[](/sites/default/files/uploads/2013/09/rebuttal-for-blog.jpg)Diana West is still on the attack over my decision to remove a review from Frontpage that could be looked at as endorsement of her embarrassingly kooky book which has pulled the wool over a number of conservative eyes. Her attack which is published today on Breitbart.com accuses Ronald Radosh and me of trying to “suppress” her views because we are closet liberals and pro-communists.
It is a political truism that cover-ups often turn out worse for the guilty parties than the faults they seek to hide. So it is with Diana West’s campaign of slander against Ronald Radosh and myself because she is incapable of answering our criticisms of her poorly conceived, ill-informed, conspiracy mongering book.
She is incapable of responding to the specifics of our critique – her misrepresentation of the pro-Soviet Harry Hopkins as an actual Soviet spy, her preposterous claim that Lend-lease and D-Day were Soviet plots or that the decision shared by Winston Churchill to suppress the facts of the Katyn massacre was a Kremlin design. So she accuses us of a conspiracy to suppress her work because it challenges the “liberal consensus.” This is a consensus that denies the sorry history of Communist subversion, infiltration and malevolent anti-Americanism. According to West we decided to conduct “a scorched earth policy to preserve and protect the conventional narrative as promulgated by mainstream academia.”
If you are not already laughing, you should be. Radosh and I have collectively spent 50 years writing several million words and nearly twenty books attacking the liberal consensus, and exposing the anti-American agendas of radicals and Communists, specifically those who infiltrated and finally took over academia.
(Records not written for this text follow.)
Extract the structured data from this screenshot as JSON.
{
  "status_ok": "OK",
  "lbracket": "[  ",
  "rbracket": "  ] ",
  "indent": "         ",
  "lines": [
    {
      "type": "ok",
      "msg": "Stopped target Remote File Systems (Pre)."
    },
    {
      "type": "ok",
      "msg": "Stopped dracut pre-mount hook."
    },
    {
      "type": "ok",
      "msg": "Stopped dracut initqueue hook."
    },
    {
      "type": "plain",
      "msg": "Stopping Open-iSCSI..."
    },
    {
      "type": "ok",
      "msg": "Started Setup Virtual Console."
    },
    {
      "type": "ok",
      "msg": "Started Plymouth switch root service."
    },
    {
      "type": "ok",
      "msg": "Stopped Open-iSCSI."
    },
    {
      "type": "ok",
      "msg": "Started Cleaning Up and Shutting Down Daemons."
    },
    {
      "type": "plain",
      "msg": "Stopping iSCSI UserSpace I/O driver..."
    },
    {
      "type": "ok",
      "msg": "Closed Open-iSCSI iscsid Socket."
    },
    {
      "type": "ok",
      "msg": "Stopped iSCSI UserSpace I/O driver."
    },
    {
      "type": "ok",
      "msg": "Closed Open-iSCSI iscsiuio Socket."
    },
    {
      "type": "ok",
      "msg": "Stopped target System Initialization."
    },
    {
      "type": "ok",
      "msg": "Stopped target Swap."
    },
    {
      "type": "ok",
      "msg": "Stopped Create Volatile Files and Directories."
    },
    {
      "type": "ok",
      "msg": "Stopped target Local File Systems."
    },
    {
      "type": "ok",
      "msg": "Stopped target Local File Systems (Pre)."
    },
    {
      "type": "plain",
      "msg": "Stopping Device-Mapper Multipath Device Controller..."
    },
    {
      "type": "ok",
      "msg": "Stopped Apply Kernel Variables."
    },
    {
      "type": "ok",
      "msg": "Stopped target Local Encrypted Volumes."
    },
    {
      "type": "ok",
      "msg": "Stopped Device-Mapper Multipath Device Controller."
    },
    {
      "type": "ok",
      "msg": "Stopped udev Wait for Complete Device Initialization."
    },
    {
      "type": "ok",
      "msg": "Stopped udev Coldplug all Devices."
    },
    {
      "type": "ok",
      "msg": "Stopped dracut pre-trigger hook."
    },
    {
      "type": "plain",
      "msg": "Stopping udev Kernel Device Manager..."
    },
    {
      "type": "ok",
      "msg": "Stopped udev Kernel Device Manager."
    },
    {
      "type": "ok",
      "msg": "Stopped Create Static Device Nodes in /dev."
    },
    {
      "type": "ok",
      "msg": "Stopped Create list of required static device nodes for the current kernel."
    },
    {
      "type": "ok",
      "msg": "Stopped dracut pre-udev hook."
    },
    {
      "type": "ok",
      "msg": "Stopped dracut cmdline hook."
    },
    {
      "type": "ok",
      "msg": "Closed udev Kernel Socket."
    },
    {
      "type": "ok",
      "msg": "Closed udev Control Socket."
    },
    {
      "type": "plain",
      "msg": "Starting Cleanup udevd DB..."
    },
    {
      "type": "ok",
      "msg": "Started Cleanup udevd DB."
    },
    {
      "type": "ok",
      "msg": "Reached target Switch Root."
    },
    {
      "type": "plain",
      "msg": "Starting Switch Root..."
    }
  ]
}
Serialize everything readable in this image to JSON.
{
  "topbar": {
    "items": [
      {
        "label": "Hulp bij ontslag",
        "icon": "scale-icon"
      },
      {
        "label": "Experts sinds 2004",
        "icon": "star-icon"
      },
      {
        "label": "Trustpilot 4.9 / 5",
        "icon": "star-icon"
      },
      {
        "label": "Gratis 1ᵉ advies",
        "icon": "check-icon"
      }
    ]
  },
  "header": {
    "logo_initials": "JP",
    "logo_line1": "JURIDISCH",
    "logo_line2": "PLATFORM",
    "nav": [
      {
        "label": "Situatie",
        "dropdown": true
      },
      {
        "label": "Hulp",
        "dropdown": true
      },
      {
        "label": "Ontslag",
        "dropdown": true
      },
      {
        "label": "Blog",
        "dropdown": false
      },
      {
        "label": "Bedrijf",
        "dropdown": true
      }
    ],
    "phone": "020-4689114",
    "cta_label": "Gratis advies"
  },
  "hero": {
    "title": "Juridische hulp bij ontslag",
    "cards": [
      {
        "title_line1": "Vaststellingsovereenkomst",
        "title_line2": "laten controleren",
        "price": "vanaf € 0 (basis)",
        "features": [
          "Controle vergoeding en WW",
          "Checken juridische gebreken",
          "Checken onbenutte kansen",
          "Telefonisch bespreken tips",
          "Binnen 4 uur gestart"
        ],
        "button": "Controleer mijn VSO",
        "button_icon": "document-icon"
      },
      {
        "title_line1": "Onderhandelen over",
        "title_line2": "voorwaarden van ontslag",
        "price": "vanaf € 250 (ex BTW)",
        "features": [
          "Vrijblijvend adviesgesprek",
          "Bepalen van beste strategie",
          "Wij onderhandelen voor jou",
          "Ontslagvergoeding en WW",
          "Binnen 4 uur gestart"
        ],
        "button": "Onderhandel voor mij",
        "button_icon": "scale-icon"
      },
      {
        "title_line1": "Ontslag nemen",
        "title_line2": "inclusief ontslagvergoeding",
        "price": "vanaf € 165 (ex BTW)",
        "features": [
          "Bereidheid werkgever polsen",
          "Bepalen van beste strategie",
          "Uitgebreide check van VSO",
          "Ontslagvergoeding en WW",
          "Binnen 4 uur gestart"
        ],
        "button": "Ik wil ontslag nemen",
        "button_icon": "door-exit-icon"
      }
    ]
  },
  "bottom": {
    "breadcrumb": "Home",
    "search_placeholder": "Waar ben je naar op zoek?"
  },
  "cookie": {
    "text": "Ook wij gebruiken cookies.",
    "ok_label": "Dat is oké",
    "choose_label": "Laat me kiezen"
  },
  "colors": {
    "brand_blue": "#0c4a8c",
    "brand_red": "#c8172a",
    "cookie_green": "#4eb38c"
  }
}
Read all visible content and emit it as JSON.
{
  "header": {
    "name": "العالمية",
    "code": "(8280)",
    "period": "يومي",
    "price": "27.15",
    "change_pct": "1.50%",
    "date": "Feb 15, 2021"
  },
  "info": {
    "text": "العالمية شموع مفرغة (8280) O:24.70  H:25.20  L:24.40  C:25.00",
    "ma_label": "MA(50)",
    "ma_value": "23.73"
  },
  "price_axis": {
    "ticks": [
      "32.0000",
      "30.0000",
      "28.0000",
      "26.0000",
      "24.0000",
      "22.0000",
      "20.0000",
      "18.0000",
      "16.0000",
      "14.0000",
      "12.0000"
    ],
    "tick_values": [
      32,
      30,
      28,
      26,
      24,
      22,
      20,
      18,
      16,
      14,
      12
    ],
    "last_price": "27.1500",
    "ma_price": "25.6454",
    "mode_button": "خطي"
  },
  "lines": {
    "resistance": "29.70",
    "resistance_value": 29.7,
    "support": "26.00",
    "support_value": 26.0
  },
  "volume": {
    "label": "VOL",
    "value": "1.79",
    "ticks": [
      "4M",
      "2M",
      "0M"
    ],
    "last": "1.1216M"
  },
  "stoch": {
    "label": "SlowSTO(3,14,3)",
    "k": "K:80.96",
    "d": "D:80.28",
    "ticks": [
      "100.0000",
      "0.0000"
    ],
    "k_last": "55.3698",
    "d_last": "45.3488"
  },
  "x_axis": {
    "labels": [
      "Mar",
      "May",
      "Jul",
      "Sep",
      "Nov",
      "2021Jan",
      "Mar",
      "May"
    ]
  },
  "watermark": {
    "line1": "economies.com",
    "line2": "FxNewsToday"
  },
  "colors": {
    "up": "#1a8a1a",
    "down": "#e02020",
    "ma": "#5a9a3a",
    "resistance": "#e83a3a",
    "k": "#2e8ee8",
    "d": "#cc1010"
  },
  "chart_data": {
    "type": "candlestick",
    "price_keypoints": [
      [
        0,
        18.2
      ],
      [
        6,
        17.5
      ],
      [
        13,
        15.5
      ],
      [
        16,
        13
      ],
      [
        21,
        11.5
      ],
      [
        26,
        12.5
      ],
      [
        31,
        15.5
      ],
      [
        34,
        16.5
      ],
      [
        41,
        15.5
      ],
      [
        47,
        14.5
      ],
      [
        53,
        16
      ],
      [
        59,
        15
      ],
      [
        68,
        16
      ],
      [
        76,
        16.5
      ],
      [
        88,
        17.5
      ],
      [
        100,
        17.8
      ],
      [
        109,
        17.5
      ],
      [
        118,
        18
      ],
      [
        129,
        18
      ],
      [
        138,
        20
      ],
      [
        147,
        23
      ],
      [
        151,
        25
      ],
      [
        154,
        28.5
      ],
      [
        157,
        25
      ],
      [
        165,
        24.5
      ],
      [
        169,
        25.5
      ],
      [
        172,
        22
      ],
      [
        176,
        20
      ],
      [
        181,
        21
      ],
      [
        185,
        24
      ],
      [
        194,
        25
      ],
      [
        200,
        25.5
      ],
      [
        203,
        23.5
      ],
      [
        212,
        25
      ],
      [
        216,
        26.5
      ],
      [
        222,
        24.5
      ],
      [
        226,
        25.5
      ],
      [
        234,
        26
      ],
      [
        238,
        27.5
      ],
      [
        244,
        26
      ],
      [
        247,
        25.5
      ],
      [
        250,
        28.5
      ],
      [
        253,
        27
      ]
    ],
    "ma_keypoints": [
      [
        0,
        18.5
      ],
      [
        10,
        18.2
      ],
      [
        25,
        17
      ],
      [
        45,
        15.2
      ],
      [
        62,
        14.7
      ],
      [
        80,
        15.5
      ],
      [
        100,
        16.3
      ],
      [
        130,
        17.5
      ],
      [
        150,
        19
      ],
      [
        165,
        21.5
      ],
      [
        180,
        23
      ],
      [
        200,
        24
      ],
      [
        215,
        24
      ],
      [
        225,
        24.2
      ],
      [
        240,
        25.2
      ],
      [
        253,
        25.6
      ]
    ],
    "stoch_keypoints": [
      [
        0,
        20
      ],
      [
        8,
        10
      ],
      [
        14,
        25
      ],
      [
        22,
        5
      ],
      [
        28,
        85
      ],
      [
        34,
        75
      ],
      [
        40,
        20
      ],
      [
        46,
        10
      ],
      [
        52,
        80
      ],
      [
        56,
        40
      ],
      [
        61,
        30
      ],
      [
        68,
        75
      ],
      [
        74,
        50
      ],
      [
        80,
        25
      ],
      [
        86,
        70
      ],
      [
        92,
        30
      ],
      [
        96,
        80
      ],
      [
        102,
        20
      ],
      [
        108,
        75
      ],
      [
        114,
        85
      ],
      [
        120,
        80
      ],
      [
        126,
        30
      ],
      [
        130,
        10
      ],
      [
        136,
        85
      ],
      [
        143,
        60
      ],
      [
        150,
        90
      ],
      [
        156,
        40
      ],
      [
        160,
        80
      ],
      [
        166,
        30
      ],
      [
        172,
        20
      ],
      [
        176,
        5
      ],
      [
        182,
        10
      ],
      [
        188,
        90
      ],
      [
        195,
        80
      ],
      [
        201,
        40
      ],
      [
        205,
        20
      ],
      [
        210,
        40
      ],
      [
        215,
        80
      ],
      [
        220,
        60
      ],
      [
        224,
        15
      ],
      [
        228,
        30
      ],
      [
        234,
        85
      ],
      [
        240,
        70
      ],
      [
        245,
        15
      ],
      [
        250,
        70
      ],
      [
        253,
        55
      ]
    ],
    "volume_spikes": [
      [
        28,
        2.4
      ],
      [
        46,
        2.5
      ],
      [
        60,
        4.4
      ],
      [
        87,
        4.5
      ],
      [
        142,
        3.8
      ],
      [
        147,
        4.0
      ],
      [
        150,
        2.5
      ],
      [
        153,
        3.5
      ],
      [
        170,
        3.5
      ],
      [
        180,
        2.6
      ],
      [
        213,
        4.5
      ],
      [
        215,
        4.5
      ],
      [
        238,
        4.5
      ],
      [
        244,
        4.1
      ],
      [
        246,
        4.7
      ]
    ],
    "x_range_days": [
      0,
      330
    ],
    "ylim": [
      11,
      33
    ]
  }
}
West has a revealing answer to such objections:
“‘But FrontPage is a conservative site,’ I can hear people say. This stopped me, too, at first. Then I realized that the books Radosh cites in his ‘take-down’–not to debate my ideas, but to impugn them–are written by academics from Yale, Harvard, and Stanford. That’s liberal academia.”
That’s her answer! Here we have West’s methodology – and the methodology of her book – on full display. Instead of actually dealing with the objection, she finds a liberal link she can use to link us to her conspiracy. As everybody knows a conservative academic’s lot in universities like Yale, Harvard and Stanford – not to mention Emory where Harvey Klehr is a professor – is embattled. But West does not even bother to characterize the actual views of the academics Radosh cites. For her, their mere association with institutions on which she can pin a label is sufficient to impugn their views and damn them as part of a liberal conspiracy against her. And that is the problem with her book. To believe it you’d have to believe that Churchill, Eisenhower, and the American General Staff were all Soviet agents or dupes, along with every conservative historian critical of West’s conclusions.
I did say that “Diana West should not have written this book,” but that was not because I wanted to suppress her views (I’ve actually given them more publicity than anyone) but because her book is an embarrassment to her and to every conservative misled by it. That was also the reason I removed Frontpage’s endorsement of her book (I did not suppress the Frontpage review as she falsely claims, but allowed it to appear elsewhere). She has now published an eBook called The Rebuttal with that quote on the cover and all her personal attacks on Radosh and me inside. The subtitle is this: “Defending American Betrayal From The Book Burners.” Book burners. And she still has the gall to call us calumniators.
In closing let me clarify something that seems generally misunderstood. There are a lot of facts in West’s book with which neither Radosh nor I have any quarrel. These pertain to the large numbers of Soviet sympathizers, and significant numbers of Soviet agents in Washington and Hollywood that West writes about. Our quarrel is with the unwarranted conclusion she draws from this, which is that American policy in World War II was run by the Kremlin. As Samuel Johnson once said of another writer’s work, what is true in Diana West’s American Betrayal is not original and what is original is not true.
Postscript: And BTW, West’s “rebuttals” are not rebuttals. Despite a Yale education, she doesn’t seem to know the meaning of the word. Here is one typical self-refuting example from her new book:
Radosh:
She argues that during the New Deal the United States was an occupied power, its government _controlled_ by Kremlin agents who had infiltrated the Roosevelt administration and subverted it. (Emphasis added.)
3) FALSE: The phrase “the United States was an occupied power” does not appear in American Betrayal. This connotes a state of military occupation that is not under consideration.
FACT: I argue at length that the strategic placement of hundreds of agents of Stalin’s influence inside the US government and other institutions amounted to a “de facto occupation” (p. 114). Later (p. 193), I write: “The vast and deep extent of Communist penetration, heretofore denied, had in fact reached a tipping point to become a de facto Communist occupation of the American center of power.”